The idea behind Claire Henderson Davis’s performance piece is fascinating. Re-interpreting the story of the Passion using music, dance and Malcolm Guite’s sonnets, Passion is performed in three different areas of St Mary’s Cathedral, the audience following the performers in a kind of procession.
A liturgical event, Passion charges no entry fee, and buckets at the end are proffered gently rather than insistently. In theory, it is the perfect antidote to a comedy-saturated Fringe. However in practice, Passion is overly self-conscious, containing several jarring elements.
The performance is structured around Guite’s poems, read by the poet himself. Their relation to the choreography is sometimes unclear, and some contemporary references—for example, ‘ground zero’—appear contrived. Saxophone and oboe echo beautifully within the space, but an amplified guitar seems like a misguided attempt to establish the contemporary credentials of the piece. Similarly, while it is understandable that a re-interpretation is keen to avoid the nativity-style costumes of old, the outfits are so strange as to be genuinely distracting: a shiny business suit; a sequin-hemmed dress paired with wellington boots.

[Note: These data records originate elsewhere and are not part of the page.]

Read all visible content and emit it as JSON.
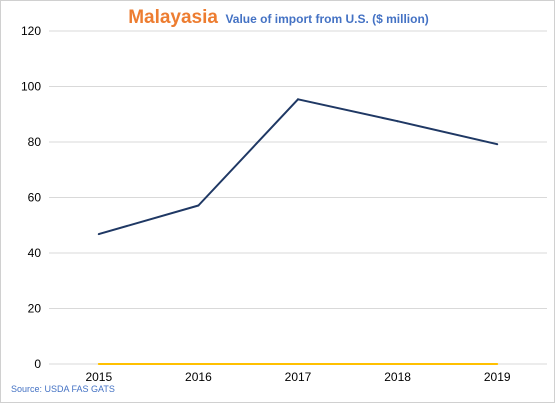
{
  "chart_data": {
    "type": "line",
    "title": "Malayasia",
    "subtitle": "Value of import from U.S. ($ million)",
    "categories": [
      "2015",
      "2016",
      "2017",
      "2018",
      "2019"
    ],
    "series": [
      {
        "values": [
          46.8,
          57.1,
          95.4,
          87.5,
          79.2
        ],
        "color": "#1F3864"
      },
      {
        "values": [
          0,
          0,
          0,
          0,
          0
        ],
        "color": "#FFC000"
      }
    ],
    "ylim": [
      0,
      120
    ],
    "yticks": [
      0,
      20,
      40,
      60,
      80,
      100,
      120
    ],
    "grid": true,
    "gridColor": "#d9d9d9",
    "source": "Source: USDA FAS GATS"
  }
}
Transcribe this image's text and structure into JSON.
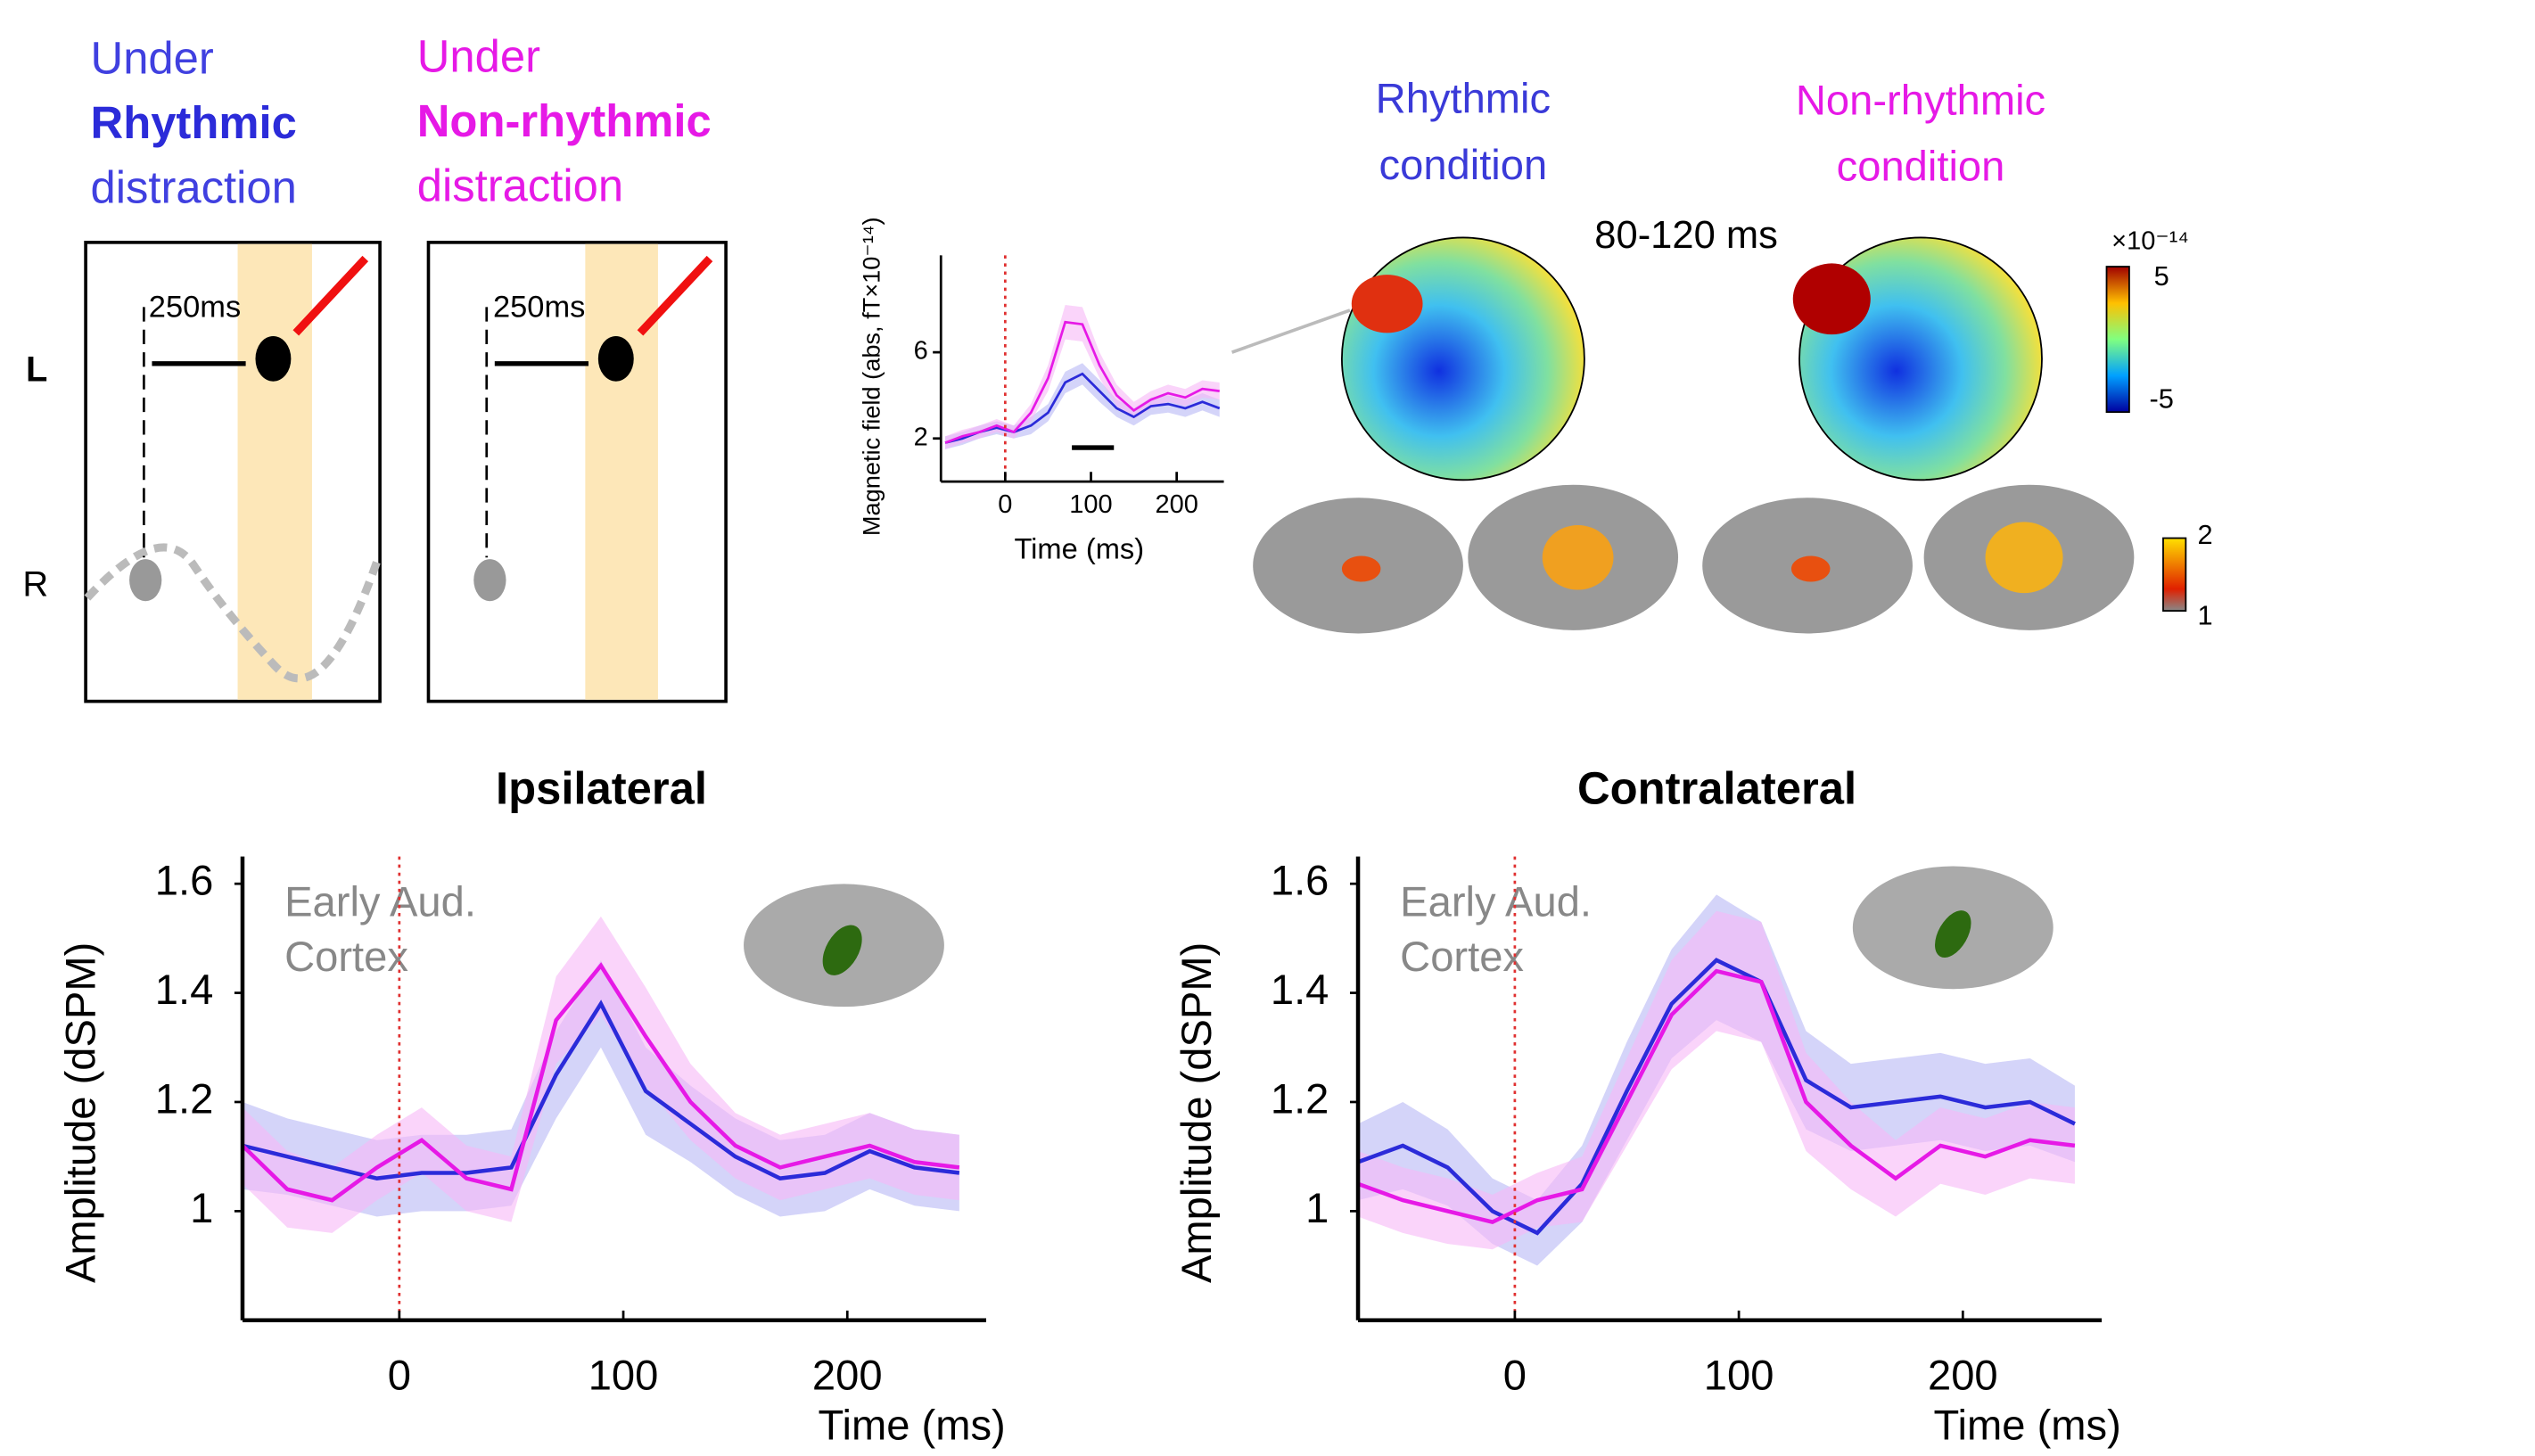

What can be praised is the innovative staging; the movement between locations, led by several performers who sit amongst the audience, creates a reverential atmosphere. The Cathedral setting, stunning and sombre, is perfect, and a silent ending is a high point, conveying yet denying closure. The choreography has nice moments of stillness, though a scene with nudity seems designed only for shock value, as does a kiss between the dancers.
To criticise Passion as a performance piece, is not to deny its potential religious impact; a few members of the audience appear very moved. However, the promise suggested by Passion’s premise remains unrealised.